Fire threw her hands in the hair and began pacing around the hotel room.
“Oh good. That’s okay then. Who’s going to tell Retallick? You?”
Williams swallowed, and flicked off the television.
“So what do you suggest?”
Fire crossed the room and stood over him. She placed a painted finger under his chin and tilted his head up towards her.
“I suggest YOU go to the hospital, YOU find him, then YOU finish the job.”
Her face was inches from his. He could smell her lipstick. He swallowed.
“Don’t you think that’s a bit risky? I was seen at the crash…” His voice tailed off.
She traced her fingernail across his lower lip.
“Don’t worry,” she said, her voice dropping to a whisper. “I’ll make it worth your while.”

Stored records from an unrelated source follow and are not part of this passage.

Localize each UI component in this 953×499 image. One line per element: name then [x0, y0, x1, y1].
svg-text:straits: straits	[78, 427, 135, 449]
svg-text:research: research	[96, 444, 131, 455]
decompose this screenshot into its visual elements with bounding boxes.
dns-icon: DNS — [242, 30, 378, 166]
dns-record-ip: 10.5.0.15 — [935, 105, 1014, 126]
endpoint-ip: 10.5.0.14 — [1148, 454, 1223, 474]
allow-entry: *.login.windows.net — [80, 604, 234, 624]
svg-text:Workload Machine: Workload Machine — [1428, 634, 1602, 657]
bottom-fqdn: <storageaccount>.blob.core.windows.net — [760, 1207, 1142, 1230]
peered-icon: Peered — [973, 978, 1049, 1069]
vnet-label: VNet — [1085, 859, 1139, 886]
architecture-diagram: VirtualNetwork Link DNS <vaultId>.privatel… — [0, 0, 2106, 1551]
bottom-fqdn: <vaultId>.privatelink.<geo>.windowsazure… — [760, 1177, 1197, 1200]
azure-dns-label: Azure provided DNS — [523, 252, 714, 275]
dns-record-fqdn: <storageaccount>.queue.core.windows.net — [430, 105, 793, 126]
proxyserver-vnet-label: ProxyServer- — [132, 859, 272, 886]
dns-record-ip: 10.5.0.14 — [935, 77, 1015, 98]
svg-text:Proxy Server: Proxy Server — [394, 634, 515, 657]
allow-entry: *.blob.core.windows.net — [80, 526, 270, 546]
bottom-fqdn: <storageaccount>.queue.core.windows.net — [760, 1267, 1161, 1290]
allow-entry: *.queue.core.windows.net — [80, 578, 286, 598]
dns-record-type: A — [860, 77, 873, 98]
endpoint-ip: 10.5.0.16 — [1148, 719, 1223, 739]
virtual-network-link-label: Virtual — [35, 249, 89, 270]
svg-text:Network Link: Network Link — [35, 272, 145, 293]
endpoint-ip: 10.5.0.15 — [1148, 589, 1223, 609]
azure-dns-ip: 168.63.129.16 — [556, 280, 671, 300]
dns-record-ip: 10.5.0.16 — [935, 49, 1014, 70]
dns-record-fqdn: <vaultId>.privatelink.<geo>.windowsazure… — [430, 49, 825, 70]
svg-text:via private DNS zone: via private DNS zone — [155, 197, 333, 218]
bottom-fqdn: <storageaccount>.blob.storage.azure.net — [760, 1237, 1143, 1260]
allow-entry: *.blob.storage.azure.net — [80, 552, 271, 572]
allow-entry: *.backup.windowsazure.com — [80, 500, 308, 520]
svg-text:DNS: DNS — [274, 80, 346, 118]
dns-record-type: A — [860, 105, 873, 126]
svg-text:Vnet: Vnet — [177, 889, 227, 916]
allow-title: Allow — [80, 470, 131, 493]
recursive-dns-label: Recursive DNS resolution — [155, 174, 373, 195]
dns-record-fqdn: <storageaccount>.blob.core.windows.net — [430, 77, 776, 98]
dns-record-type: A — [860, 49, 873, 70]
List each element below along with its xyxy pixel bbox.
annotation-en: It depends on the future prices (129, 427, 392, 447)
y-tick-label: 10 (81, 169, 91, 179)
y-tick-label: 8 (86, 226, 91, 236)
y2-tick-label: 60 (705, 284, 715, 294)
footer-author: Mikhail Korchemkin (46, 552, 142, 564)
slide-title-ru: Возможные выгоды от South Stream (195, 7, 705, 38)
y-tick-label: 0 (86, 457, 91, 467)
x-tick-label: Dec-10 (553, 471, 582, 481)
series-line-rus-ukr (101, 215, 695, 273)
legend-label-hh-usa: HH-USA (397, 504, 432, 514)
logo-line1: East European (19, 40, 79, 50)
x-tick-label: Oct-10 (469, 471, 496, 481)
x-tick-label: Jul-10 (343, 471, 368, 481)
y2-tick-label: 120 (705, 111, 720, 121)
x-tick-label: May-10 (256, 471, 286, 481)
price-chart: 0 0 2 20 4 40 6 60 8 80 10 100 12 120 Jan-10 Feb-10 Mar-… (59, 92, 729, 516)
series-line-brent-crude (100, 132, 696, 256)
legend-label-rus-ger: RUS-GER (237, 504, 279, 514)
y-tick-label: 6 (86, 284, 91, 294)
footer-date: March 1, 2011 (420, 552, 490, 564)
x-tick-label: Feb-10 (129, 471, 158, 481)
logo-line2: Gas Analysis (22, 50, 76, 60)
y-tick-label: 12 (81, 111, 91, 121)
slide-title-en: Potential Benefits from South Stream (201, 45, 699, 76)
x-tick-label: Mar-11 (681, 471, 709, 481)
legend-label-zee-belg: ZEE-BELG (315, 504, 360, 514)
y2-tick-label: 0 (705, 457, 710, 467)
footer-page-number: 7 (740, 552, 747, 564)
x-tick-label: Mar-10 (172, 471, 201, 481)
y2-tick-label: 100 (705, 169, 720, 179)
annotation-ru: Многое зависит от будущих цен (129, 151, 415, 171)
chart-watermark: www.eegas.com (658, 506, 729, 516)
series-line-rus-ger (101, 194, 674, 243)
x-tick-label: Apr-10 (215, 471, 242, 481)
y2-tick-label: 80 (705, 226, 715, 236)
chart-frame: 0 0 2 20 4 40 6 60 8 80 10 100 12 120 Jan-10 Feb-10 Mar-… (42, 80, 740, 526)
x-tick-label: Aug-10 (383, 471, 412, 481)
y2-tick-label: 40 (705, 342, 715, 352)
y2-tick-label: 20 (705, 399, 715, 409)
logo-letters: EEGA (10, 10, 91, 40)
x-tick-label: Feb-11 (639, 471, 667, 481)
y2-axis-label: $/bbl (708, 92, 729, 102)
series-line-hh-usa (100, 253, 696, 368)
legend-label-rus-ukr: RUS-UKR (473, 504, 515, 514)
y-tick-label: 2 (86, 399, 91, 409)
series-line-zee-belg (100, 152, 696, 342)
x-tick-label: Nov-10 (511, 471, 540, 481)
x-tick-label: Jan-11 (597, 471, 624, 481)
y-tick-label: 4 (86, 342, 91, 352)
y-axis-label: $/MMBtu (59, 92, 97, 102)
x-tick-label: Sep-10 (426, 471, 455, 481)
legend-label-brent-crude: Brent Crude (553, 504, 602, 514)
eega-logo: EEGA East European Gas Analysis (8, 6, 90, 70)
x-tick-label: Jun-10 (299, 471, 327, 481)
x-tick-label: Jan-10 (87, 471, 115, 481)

Despite himself, a look of hope spread across his face.
“Really?”
She lowered her mouth to his ear, her breath warm.
“Yes. By not cutting off your balls and force-feeding them to you if you don’t clean up this mess. I don’t DO failure.”
She stood up and stalked to the bathroom.
“If you’re still here when I come out, Retallick will be the least of your worries.”
She slammed the door.
*
Williams parked some way from the hospital, and with a white coat, stethoscope and laminated badge managed to move freely around the emergency room with minimal difficulty.
Fire breathing in his ear was still monopolising his thoughts, and despite her rage, he still entertained some fantasy of success being rewarded with her passion.